Here is the problem:
Consider the set $S \subseteq \Bbb{N}^2$ defined recursively by the following rules:
- $(3, 2) ∈ S$;
- if $(x, y) ∈ S$, then $(3x − 2y, x) ∈ S$.
Let $R$ = {($2^{k+1} + 1$, $2^k + 1$) $\mid k ∈ \Bbb N\}$. Use simple or complete induction to prove that $R \subseteq S$.
I think my $P(n)$ is wrong. I specified $P(n)$, that is $R\subseteq S$. For IH, I said let $(x,y) \in S$. Assume $P(x, y)$ holds.

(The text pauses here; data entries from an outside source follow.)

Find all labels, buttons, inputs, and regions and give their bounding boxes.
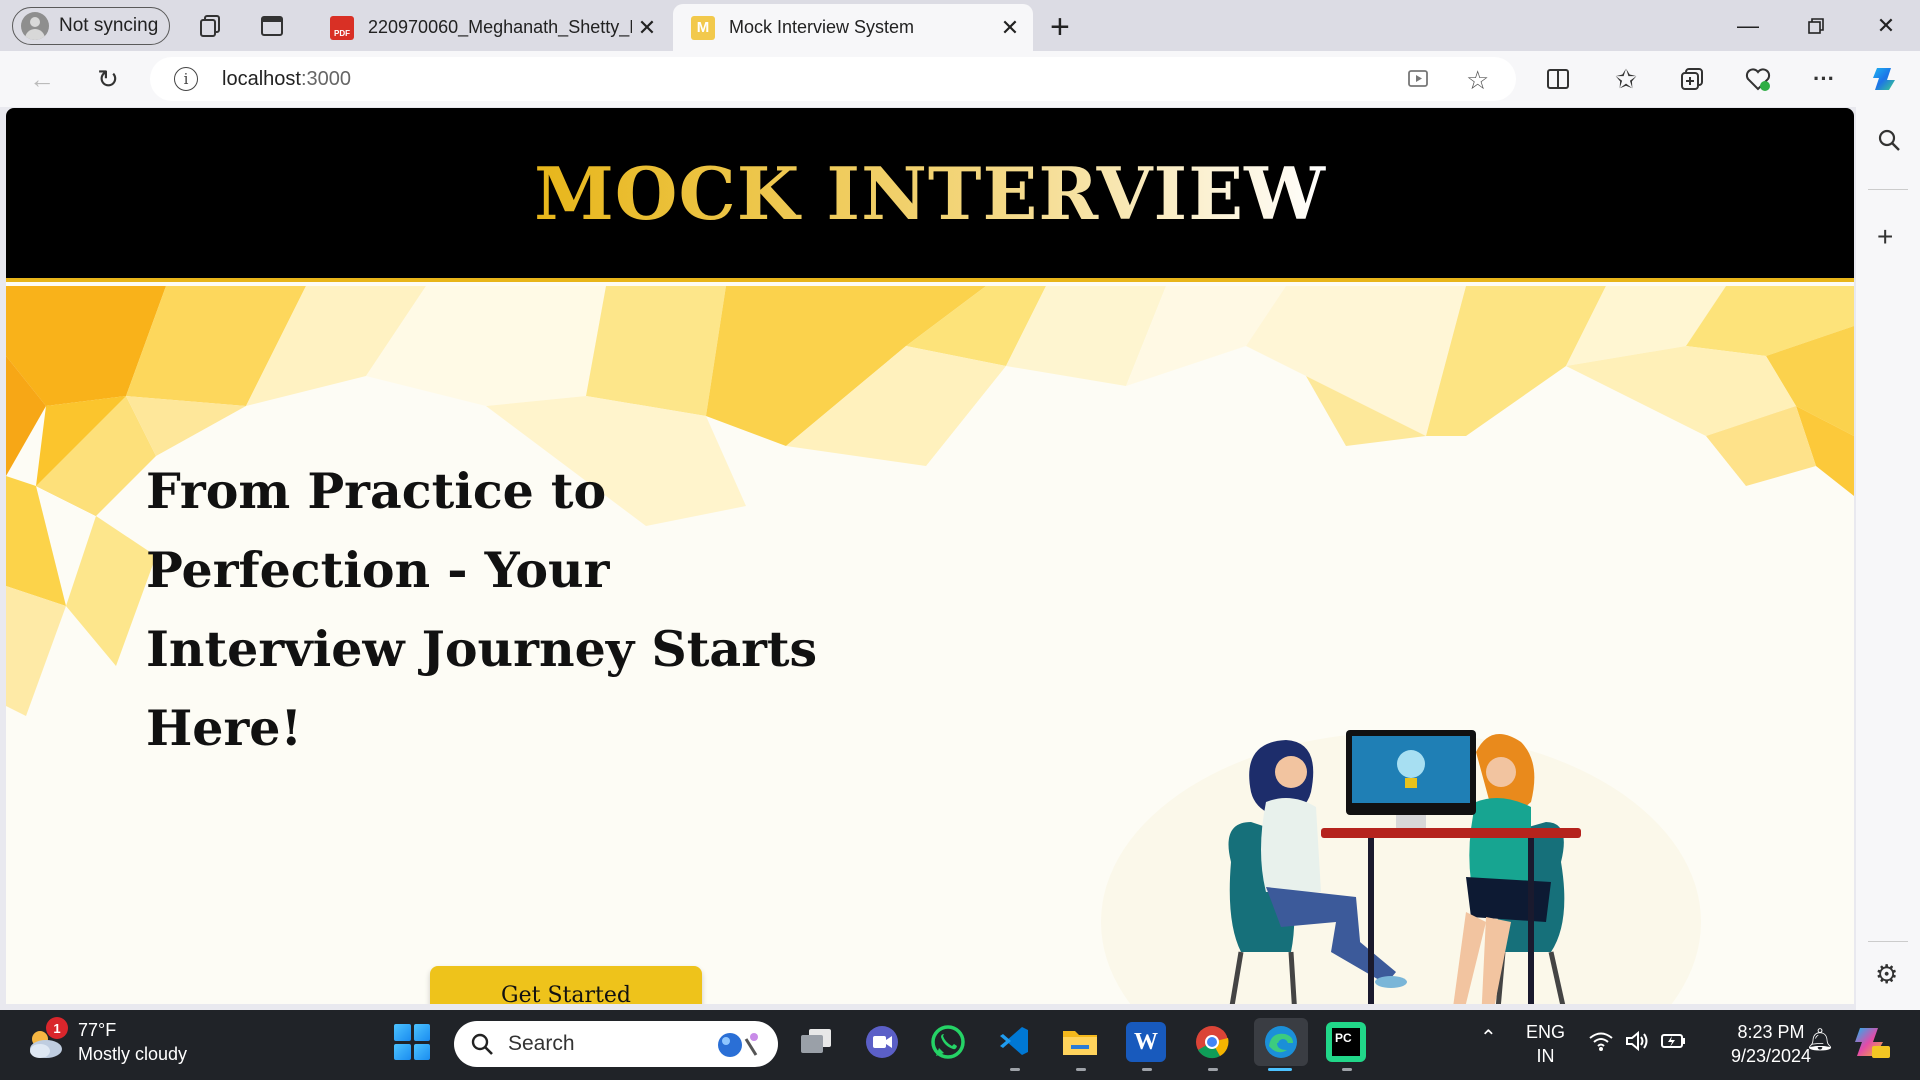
notification-badge: 1 — [46, 1017, 68, 1039]
site-favicon: M — [691, 15, 715, 40]
sidebar-divider — [1868, 941, 1908, 942]
whatsapp-icon[interactable] — [928, 1022, 968, 1062]
language-line2: IN — [1536, 1046, 1555, 1066]
interview-illustration — [1101, 730, 1701, 1004]
profile-label: Not syncing — [59, 15, 159, 36]
more-options-icon[interactable]: ··· — [1806, 61, 1842, 97]
windows-taskbar: 1 77°F Mostly cloudy Search W PC ⌃ ENG I… — [0, 1010, 1920, 1080]
get-started-button[interactable]: Get Started — [430, 966, 702, 1004]
weather-widget[interactable]: 1 77°F Mostly cloudy — [24, 1017, 188, 1066]
vscode-icon[interactable] — [994, 1022, 1034, 1062]
vertical-tabs-icon[interactable] — [258, 12, 286, 40]
language-line1: ENG — [1526, 1022, 1566, 1042]
tab-mock-interview[interactable]: M Mock Interview System ✕ — [673, 4, 1033, 51]
tab-title: Mock Interview System — [729, 17, 915, 37]
site-title: MOCK INTERVIEW — [534, 150, 1326, 236]
browser-tab-strip: Not syncing PDF 220970060_Meghanath_Shet… — [0, 0, 1920, 51]
copilot-preview-icon[interactable] — [1852, 1022, 1892, 1068]
back-arrow-icon[interactable]: ← — [24, 61, 60, 97]
settings-gear-icon[interactable]: ⚙ — [1875, 959, 1898, 990]
search-icon[interactable] — [1876, 127, 1902, 160]
new-tab-button[interactable]: + — [1050, 8, 1070, 47]
search-icon — [471, 1033, 493, 1055]
minimize-button[interactable]: — — [1718, 6, 1778, 46]
taskbar-search[interactable]: Search — [454, 1021, 778, 1067]
cloudy-weather-icon: 1 — [24, 1017, 68, 1063]
language-indicator[interactable]: ENG IN — [1526, 1020, 1565, 1068]
pdf-icon: PDF — [330, 15, 354, 40]
refresh-icon[interactable]: ↻ — [90, 61, 126, 97]
tab-pdf[interactable]: PDF 220970060_Meghanath_Shetty_F ✕ — [318, 4, 670, 51]
collections-icon[interactable] — [1674, 61, 1710, 97]
active-indicator — [1268, 1068, 1292, 1071]
url-text[interactable]: localhost:3000 — [222, 68, 351, 91]
copilot-icon[interactable] — [1868, 61, 1904, 97]
hero-section: From Practice to Perfection - Your Inter… — [6, 286, 1854, 1004]
windows-start-icon[interactable] — [394, 1024, 430, 1060]
weather-desc: Mostly cloudy — [78, 1044, 188, 1064]
volume-icon[interactable] — [1624, 1030, 1650, 1058]
running-indicator — [1010, 1068, 1020, 1071]
battery-icon[interactable] — [1660, 1030, 1688, 1058]
address-bar[interactable]: i localhost:3000 ☆ — [150, 57, 1516, 101]
read-aloud-icon[interactable] — [1406, 66, 1432, 97]
running-indicator — [1142, 1068, 1152, 1071]
info-icon[interactable]: i — [174, 67, 198, 91]
search-placeholder: Search — [508, 1032, 575, 1055]
split-screen-icon[interactable] — [1540, 61, 1576, 97]
meet-icon[interactable] — [862, 1022, 902, 1062]
running-indicator — [1208, 1068, 1218, 1071]
url-host: localhost — [222, 67, 301, 90]
wifi-icon[interactable] — [1588, 1030, 1614, 1058]
running-indicator — [1342, 1068, 1352, 1071]
close-icon[interactable]: ✕ — [995, 15, 1025, 41]
edge-icon[interactable] — [1254, 1018, 1308, 1066]
search-highlight-icon — [718, 1033, 758, 1057]
notification-bell-icon[interactable]: 🔔︎ — [1806, 1028, 1834, 1052]
tab-title: 220970060_Meghanath_Shetty_F — [368, 17, 632, 37]
pycharm-icon[interactable]: PC — [1326, 1022, 1366, 1062]
browser-toolbar: ← ↻ i localhost:3000 ☆ ✩ ··· — [0, 51, 1920, 107]
task-view-icon[interactable] — [796, 1022, 836, 1062]
file-explorer-icon[interactable] — [1060, 1022, 1100, 1062]
page-viewport: MOCK INTERVIEW From Practice to Perfecti… — [6, 108, 1854, 1004]
browser-sidebar: + ⚙ — [1856, 107, 1920, 1010]
profile-button[interactable]: Not syncing — [12, 7, 170, 45]
profile-avatar-icon — [21, 12, 49, 40]
restore-button[interactable] — [1786, 6, 1846, 46]
workspaces-icon[interactable] — [196, 12, 224, 40]
add-icon[interactable]: + — [1877, 221, 1893, 253]
chrome-icon[interactable] — [1192, 1022, 1232, 1062]
url-port: :3000 — [300, 67, 351, 90]
site-header: MOCK INTERVIEW — [6, 108, 1854, 282]
browser-essentials-icon[interactable] — [1740, 61, 1776, 97]
close-icon[interactable]: ✕ — [632, 15, 662, 41]
weather-temp: 77°F — [78, 1020, 117, 1040]
close-window-button[interactable]: ✕ — [1856, 6, 1916, 46]
hero-headline: From Practice to Perfection - Your Inter… — [146, 462, 818, 757]
show-hidden-icons-chevron[interactable]: ⌃ — [1480, 1026, 1497, 1050]
running-indicator — [1076, 1068, 1086, 1071]
sidebar-divider — [1868, 189, 1908, 190]
word-icon[interactable]: W — [1126, 1022, 1166, 1062]
favorite-star-icon[interactable]: ☆ — [1466, 65, 1489, 96]
favorites-icon[interactable]: ✩ — [1608, 61, 1644, 97]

For the inductive step, I want to prove $P(x + 1, y + 1)$, so I do that and plug it into $(3x − 2y, x)$, getting $(3(x + 1) − 2(y + 1), x + 1)$. That simplifies to $(3x - 2y + 1, x + 1)\in S$.
Now how would I use the IH to prove $P(x + 1, y + 1)$?
We will prove using induction that
$$(\forall k\ge 0)\;\;(2^{k+1}+1,2^k+1)\in S$$
For $k=0$, we check easily that $$(2^{k+1}+1,2^k+1)=(3,2)\in S$$
Let $k\ge 0$ such that $$(2^{k+1}+1,2^k+1)\in S$$ (Induction Hypothesis) and let us prove that $$(2^{k+2}+1,2^{k+1}+1)\in S.$$
By definition of the set $ S,$
$$(2^{k+1}+1,2^k+1)\in S \implies$$ $$3(2^{k+1}+1)-2(2^k+1),2^{k+1}+1)\in S \implies$$ $$(3-1)2^{k+1}+3-2,2^{k+1}+1)\in S \implies$$ $$(2^{k+2}+1,2^{k+1}+1)\in S$$ Done.